In 1989, April 28 was designated by the labor movement as Workers Memorial Day, a day to honor and remember fallen workers, double down on efforts to improve workplace safety and hold unscrupulous employers accountable.
More than 30 years later, Workers Memorial Day is more poignant and necessary than ever. It continues to be recognized by union leaders and members, safety advocates, and family, friends, and colleagues of fallen workers as a day to honor lost loved ones and recommit to fighting for safer workplaces.
That’s exactly what TWU Local 570 member Adrienne Crawford is doing today – and every day. For Crawford, Workers Memorial Day will always be a fitting and somber tribute to her brother, Michael Fernandez Haith, who was just 37 when he was killed on the job in 2019.
Crawford’s life was forever changed by the loss of her brother and she is committed to making sure workplaces are safe for all workers, regardless of the industry or geographic location. That is why, this Workers Memorial Day, Crawford joined elected leaders and government officials for a ceremony and workplace safety discussion at the Department of Labor in Washington, DC.
A Preventable Tragedy
During the ceremony, Crawford honored her brother’s memory, accepted a proclamation in his name, and collectively mourned with other families impacted by workplace losses. She also met with Acting Secretary of Labor Julie Su, Assistant Secretary of Labor for Mine Safety and Health Christopher Williamson, and Assistant Secretary of Labor for Occupational Safety and Health Douglas Parker – where she spoke with them about issues related to workplace fatalities and the impact her brother’s death has had on her family.
“One of the most painful aspects of losing my brother in a workplace tragedy was the response my family received from the company,” Crawford said. “The company never did call my family – not even a courtesy call. My mother had to call the job site, ask if there was an accident, and ask if it involved her son.”
Upon taking control of her brother’s possessions after his passing, Crawford and her family quickly realized the extent to which Haith and his colleagues were working in an unsafe environment. In the weeks leading up to his passing, Haith had documented on his phone workplace safety violations, including exposed and faulty wires, a supervisor sleeping on the job, poor and inadequate training, and overworked, undertrained, fatigued colleagues who were responsible for operating heavy machinery.
Crawford’s family is now taking legal action against her brother’s employer, but Crawford’s activism isn’t stopping there.

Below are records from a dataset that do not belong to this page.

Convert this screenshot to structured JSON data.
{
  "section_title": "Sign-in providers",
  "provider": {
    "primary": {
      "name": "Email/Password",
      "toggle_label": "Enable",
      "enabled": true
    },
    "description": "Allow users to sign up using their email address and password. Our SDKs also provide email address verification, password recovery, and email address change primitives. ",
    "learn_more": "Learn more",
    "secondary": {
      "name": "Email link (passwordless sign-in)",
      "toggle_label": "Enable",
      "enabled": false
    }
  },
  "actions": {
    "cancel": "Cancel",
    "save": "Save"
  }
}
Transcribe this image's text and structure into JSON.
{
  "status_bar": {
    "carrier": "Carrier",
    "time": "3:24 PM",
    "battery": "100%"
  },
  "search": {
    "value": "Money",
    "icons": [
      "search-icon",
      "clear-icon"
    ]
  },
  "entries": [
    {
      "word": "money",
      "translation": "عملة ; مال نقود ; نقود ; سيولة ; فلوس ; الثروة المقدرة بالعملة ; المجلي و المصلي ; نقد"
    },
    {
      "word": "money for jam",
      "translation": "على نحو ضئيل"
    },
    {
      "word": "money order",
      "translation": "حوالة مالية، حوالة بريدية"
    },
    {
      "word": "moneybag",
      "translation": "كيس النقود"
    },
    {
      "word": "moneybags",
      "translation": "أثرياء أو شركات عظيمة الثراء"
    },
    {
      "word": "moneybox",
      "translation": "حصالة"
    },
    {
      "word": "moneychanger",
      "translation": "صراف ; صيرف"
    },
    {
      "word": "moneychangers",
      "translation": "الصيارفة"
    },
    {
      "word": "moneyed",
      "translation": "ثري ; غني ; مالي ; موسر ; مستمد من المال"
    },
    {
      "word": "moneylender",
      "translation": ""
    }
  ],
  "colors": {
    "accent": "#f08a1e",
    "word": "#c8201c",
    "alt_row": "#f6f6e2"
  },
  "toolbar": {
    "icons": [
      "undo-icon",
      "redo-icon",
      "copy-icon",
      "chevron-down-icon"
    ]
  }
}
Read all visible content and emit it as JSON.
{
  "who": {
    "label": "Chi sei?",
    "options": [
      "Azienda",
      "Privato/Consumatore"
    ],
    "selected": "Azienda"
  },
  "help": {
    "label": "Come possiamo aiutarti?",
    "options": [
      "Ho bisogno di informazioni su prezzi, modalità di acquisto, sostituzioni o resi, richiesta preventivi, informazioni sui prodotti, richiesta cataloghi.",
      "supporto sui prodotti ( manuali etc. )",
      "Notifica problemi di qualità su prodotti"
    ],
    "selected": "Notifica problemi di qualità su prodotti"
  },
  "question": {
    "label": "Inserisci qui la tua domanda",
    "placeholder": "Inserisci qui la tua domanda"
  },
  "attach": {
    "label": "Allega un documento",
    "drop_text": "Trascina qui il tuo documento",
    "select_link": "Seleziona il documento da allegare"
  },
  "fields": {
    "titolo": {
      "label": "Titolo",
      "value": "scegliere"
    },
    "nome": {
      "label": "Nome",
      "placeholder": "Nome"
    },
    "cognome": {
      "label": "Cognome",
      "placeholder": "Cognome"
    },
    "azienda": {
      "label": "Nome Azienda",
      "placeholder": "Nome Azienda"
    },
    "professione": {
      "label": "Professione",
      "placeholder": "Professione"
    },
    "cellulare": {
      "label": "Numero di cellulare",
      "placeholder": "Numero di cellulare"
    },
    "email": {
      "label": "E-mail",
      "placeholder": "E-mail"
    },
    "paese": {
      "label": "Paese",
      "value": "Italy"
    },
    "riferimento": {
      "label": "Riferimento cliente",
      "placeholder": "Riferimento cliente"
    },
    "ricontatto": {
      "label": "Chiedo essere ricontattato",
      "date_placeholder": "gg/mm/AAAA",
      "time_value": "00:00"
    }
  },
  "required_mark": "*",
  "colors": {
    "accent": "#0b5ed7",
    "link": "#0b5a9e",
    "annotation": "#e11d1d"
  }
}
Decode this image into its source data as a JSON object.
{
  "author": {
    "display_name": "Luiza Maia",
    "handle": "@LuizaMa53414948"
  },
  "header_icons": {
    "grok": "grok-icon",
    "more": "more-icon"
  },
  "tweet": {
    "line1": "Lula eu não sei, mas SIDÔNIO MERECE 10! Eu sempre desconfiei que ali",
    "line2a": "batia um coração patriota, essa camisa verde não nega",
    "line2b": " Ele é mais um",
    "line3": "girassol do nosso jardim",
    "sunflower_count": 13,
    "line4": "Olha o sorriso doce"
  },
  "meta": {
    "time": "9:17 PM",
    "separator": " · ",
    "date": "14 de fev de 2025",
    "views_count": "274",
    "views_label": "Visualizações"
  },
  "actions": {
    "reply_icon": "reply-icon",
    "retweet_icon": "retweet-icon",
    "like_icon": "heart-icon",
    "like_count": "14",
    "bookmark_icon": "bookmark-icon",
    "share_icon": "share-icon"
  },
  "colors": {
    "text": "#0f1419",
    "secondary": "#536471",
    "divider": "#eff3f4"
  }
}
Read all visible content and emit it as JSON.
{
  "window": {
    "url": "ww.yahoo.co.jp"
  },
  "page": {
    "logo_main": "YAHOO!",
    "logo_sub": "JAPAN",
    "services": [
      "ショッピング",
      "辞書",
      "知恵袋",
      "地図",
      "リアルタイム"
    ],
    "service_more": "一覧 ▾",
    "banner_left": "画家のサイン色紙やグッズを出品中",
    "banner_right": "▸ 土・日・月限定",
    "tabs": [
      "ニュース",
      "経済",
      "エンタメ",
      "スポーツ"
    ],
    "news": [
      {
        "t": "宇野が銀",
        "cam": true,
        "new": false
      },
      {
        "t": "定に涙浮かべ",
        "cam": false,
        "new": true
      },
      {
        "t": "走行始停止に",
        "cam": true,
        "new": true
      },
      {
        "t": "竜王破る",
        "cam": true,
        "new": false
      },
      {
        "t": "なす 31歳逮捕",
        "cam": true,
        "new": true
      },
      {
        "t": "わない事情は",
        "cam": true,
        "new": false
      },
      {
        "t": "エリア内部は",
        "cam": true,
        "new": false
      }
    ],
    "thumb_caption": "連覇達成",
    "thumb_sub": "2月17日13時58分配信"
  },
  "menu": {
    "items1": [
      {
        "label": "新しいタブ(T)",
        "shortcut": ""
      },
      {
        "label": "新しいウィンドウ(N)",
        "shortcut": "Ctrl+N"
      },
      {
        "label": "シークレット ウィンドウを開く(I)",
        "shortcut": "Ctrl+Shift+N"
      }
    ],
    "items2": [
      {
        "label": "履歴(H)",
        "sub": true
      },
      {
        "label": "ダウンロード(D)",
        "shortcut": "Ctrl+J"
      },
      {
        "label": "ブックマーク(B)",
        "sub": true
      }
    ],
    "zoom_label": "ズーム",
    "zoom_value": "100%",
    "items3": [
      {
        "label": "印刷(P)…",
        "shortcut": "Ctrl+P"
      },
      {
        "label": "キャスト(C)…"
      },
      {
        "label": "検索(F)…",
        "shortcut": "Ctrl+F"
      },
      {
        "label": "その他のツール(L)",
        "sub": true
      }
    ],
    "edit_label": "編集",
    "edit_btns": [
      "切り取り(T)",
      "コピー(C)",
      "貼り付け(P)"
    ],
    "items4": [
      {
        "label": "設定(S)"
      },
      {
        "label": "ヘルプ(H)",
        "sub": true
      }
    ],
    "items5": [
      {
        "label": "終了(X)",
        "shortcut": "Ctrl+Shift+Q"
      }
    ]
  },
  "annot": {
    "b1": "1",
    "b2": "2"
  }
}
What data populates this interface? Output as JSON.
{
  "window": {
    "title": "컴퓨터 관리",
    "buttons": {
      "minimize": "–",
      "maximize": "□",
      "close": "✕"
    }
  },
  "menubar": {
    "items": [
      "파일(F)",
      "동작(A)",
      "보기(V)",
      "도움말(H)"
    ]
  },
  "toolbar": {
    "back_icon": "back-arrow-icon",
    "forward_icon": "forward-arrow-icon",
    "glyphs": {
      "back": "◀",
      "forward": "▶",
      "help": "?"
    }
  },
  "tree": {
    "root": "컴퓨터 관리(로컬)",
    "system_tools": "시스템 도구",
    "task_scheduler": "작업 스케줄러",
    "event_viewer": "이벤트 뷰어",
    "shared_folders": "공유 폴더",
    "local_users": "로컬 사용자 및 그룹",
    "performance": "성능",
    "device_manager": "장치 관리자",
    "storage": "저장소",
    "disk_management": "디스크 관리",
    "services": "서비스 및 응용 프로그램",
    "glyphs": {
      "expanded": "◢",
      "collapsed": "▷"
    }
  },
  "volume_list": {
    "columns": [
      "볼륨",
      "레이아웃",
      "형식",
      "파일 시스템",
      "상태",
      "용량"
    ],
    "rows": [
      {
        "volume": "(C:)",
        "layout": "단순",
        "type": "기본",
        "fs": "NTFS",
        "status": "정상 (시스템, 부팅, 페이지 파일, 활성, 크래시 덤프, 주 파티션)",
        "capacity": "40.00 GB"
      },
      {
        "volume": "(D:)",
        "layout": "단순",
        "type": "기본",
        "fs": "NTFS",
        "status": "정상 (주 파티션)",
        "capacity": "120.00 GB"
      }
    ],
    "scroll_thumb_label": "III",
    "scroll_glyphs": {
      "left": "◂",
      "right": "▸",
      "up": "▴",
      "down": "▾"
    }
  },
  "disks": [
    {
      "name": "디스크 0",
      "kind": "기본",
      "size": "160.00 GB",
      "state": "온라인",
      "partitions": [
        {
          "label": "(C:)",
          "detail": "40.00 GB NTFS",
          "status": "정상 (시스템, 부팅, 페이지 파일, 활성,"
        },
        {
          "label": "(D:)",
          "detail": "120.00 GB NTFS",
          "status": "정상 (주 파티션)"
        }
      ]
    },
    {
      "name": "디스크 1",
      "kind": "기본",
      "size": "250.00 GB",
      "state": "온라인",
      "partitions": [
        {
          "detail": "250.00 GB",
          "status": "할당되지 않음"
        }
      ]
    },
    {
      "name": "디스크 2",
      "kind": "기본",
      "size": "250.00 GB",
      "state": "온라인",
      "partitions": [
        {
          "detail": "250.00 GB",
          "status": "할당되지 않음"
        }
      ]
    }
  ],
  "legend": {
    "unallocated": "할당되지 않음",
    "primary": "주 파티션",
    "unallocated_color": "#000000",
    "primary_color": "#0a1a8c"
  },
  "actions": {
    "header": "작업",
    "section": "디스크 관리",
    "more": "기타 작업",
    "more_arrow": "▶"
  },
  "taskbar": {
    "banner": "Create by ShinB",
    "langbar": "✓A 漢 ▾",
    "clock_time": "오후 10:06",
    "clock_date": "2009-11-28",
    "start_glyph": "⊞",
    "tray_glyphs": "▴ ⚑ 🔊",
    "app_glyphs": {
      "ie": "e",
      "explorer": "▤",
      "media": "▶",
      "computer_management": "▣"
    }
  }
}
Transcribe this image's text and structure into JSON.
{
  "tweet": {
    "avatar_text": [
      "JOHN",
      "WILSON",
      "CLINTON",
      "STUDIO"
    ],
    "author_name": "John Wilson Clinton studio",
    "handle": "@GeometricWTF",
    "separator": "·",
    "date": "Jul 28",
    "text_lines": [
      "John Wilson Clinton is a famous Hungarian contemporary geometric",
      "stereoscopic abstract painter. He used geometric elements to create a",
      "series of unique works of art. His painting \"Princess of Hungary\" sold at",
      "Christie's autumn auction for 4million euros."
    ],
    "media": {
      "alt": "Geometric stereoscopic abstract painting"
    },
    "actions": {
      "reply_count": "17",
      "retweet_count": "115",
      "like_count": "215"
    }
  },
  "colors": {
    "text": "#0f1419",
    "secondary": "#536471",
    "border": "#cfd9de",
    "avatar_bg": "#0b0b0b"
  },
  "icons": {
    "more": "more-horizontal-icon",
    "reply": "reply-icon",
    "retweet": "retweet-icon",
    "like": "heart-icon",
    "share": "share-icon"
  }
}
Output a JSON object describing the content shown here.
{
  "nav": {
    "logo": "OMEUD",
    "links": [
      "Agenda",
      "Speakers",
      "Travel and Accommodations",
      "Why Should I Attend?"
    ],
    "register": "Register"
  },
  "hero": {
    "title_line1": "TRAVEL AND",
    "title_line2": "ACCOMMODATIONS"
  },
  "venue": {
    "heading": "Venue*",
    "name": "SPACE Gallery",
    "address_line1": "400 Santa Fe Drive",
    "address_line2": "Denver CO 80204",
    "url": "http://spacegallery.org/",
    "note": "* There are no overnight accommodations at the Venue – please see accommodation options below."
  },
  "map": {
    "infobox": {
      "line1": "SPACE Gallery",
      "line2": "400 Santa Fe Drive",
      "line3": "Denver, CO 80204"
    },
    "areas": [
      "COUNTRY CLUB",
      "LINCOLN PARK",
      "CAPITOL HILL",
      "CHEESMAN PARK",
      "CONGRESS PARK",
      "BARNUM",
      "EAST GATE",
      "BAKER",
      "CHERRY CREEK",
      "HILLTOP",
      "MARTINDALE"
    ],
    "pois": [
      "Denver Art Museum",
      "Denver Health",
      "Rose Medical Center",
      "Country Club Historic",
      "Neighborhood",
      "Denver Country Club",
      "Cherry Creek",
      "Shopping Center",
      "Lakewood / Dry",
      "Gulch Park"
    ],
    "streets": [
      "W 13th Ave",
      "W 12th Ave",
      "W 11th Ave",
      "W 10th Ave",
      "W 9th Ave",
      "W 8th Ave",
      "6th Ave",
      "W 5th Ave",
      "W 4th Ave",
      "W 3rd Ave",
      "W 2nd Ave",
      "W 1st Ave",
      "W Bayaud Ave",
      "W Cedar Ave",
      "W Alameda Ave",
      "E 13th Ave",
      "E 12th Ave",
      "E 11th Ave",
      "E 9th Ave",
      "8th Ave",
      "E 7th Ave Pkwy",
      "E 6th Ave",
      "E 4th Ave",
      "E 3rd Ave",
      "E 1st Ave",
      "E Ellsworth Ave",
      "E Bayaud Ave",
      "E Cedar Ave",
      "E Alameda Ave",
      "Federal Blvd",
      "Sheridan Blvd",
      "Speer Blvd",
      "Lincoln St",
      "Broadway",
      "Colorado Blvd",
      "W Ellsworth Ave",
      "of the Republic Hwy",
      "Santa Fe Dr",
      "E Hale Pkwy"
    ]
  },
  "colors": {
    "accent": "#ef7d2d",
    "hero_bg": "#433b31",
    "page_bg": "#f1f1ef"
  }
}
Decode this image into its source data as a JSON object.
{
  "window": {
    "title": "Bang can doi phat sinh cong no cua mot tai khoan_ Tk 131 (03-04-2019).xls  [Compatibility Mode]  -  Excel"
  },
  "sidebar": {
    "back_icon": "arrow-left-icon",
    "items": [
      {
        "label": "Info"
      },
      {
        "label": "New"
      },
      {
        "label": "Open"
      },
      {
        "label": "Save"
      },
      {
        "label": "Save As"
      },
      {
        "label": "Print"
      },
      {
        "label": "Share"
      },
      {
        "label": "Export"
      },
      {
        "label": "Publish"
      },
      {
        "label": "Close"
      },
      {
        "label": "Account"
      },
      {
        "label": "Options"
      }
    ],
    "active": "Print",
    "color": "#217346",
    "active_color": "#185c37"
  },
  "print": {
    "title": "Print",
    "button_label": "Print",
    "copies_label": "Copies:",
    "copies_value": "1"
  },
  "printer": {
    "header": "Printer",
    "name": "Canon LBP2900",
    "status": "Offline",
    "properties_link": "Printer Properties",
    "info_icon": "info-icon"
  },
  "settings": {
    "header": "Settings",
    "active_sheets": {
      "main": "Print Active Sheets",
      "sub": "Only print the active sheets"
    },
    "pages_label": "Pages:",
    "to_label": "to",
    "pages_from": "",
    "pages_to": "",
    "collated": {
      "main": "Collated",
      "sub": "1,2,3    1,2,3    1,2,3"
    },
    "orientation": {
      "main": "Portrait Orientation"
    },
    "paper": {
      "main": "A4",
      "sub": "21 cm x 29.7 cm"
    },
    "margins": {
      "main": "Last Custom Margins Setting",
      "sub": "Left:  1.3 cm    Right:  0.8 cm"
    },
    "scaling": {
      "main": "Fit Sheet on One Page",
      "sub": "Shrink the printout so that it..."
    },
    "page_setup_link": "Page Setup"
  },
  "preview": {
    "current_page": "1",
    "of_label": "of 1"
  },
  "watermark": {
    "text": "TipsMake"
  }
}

She believes her brother might still be alive today if he had union representation at his job site and is taking full advantage of being a TWU member. Crawford now leads the safety committee council at her jobsite and is actively working to ensure she and her colleagues remain safe on the job.
“No family should have to go through what my family has been through,” Crawford said. “If we can save even one life, then I know my efforts, and the support of the union, have made a difference.”